Happy that another work week came to its ending, I skipped my planned gym training and drove to the railway station to pick up Miriam. Inspired by a blogpost of hers, we have arranged to walk in Tel Aviv and compare the resulting blogposts. You can read Miriam's here.
Since we were on "my territory", it was my task to decide where to walk. After consulting with the "natives", I followed their advice and drove us to a parking lot next to the Opera Tower. No, not the opera, the Opera Tower, where the opera once used to be.
We walked on the beach promenade towards Yaffa, where I was told there is an emerging 'scene' in the Flea Market area, especially on Thursday nights. What I wasn't told was the fact that this particular Thursday was the last day of Ramadan, a huge Muslim celebration. It seemed like the entire Muslim population of Israel was barbequing and picnicking in the beach park, in extended family formations, among considerable amounts of trash, scattered throughout the place.
Jaffa Clock Tower and turned east (left) towards the Flea Market. We indeed saw quite a few restaurants and bars (aka the 'scene'), but when we arrived, the shops were about to close and the restaurants still relatively empty. Israelis tend to hang out much later. We browsed some real flee market stuff and visited a posh two-story design shop with pricey furniture and household items. Carpet and rug stores abounded.
After surveying the eateries, we (or was it just me?) decided to have a light dinner in an unpretentious, kiosk-like beer garden (that's what they call themselves).
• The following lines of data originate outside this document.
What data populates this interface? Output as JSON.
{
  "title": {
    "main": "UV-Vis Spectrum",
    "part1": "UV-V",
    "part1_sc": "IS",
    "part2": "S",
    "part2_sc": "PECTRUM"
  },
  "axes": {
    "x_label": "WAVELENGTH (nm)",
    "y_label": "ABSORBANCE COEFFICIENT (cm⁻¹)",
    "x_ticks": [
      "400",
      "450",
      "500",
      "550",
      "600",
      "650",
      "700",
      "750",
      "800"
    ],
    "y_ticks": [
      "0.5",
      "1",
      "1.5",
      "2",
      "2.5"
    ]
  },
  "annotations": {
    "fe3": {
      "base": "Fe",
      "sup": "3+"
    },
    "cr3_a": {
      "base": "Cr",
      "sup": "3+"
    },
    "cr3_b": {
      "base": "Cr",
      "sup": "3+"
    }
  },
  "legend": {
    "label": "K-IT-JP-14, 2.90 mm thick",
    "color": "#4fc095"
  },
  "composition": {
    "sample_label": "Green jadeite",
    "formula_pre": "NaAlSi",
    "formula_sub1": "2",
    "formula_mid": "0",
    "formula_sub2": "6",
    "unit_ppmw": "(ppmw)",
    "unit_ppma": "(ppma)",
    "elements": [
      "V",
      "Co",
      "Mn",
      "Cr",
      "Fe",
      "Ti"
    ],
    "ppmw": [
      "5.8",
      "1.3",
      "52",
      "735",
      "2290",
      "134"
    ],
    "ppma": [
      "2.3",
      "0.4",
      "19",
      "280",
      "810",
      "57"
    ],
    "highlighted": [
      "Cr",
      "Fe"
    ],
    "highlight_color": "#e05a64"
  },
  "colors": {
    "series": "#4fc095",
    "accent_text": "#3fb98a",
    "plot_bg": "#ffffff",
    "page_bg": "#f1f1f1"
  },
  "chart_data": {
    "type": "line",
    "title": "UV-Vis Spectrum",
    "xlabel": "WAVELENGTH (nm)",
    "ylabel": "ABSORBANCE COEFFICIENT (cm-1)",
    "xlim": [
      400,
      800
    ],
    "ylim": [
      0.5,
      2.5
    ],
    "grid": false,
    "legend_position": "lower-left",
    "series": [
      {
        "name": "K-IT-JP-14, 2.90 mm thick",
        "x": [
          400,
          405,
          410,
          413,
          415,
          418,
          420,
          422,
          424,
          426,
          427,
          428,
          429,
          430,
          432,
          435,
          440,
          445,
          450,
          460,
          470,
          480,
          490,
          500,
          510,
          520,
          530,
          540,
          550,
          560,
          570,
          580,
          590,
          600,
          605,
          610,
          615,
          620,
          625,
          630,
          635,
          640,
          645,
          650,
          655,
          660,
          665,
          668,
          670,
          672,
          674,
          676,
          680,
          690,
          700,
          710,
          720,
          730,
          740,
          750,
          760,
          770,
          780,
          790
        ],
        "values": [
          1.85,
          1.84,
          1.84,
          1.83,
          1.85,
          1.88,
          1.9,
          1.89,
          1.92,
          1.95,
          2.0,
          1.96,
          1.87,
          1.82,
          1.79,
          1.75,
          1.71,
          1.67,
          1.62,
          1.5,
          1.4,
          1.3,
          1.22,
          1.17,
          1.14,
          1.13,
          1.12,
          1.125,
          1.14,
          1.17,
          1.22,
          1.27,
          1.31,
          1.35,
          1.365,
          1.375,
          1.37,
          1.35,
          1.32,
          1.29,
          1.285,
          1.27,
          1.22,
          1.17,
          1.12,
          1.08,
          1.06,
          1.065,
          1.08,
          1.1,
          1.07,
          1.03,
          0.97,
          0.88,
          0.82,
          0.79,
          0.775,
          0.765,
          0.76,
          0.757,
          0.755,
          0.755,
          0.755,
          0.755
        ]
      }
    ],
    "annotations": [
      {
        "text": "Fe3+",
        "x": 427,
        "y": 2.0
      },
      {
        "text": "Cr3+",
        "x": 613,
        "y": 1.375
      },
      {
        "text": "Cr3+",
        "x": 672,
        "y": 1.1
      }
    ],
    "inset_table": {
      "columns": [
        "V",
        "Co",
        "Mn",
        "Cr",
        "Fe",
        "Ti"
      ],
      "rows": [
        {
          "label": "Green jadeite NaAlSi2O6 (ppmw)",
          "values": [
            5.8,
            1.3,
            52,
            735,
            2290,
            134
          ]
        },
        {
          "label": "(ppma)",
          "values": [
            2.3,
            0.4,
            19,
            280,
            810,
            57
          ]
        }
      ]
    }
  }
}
We waited a long time for our orders. The shredded-ice lemonade was way too sweet and had an artificial minty taste. My frankfurter was OK, but Miriam complained about excessive amounts of salt in her unevenly tossed salad.
Since Miriam is the more serious blogger among us, she came well prepared with a small notebook and a pen. While waiting for our food, Miriam wrote something in her notebook and I was curious to know what, but was too shy to ask. When done, I persuaded Miriam to buy some kürtős kalács to take home and I took an unsweetened decaf cappuccino to balance the excessive sweetness of the aforementioned lemonade.
While sipping my cappuccino on the way back (this time we walked closer to the water, but it was still unpleasant), I was wondering whether this scene is the same in neighboring Arab countries in terms of crowds and fashion-many Muslim women were wearing pants and long sleeve pullovers and sarafans and head scarfs-in this humid heat. I also thought how ignorant we are (or at least myself) of Muslim holidays, although we have a large Muslim minority in the country.
A topic that came out during our conversation with Miriam, was the music we listen to. IMO, one can know a person better by knowing what genres he or she likes to listen to. In the car, on the way back to the station, I made Miriam listen to Hungarian operettas-the genre of my childhood.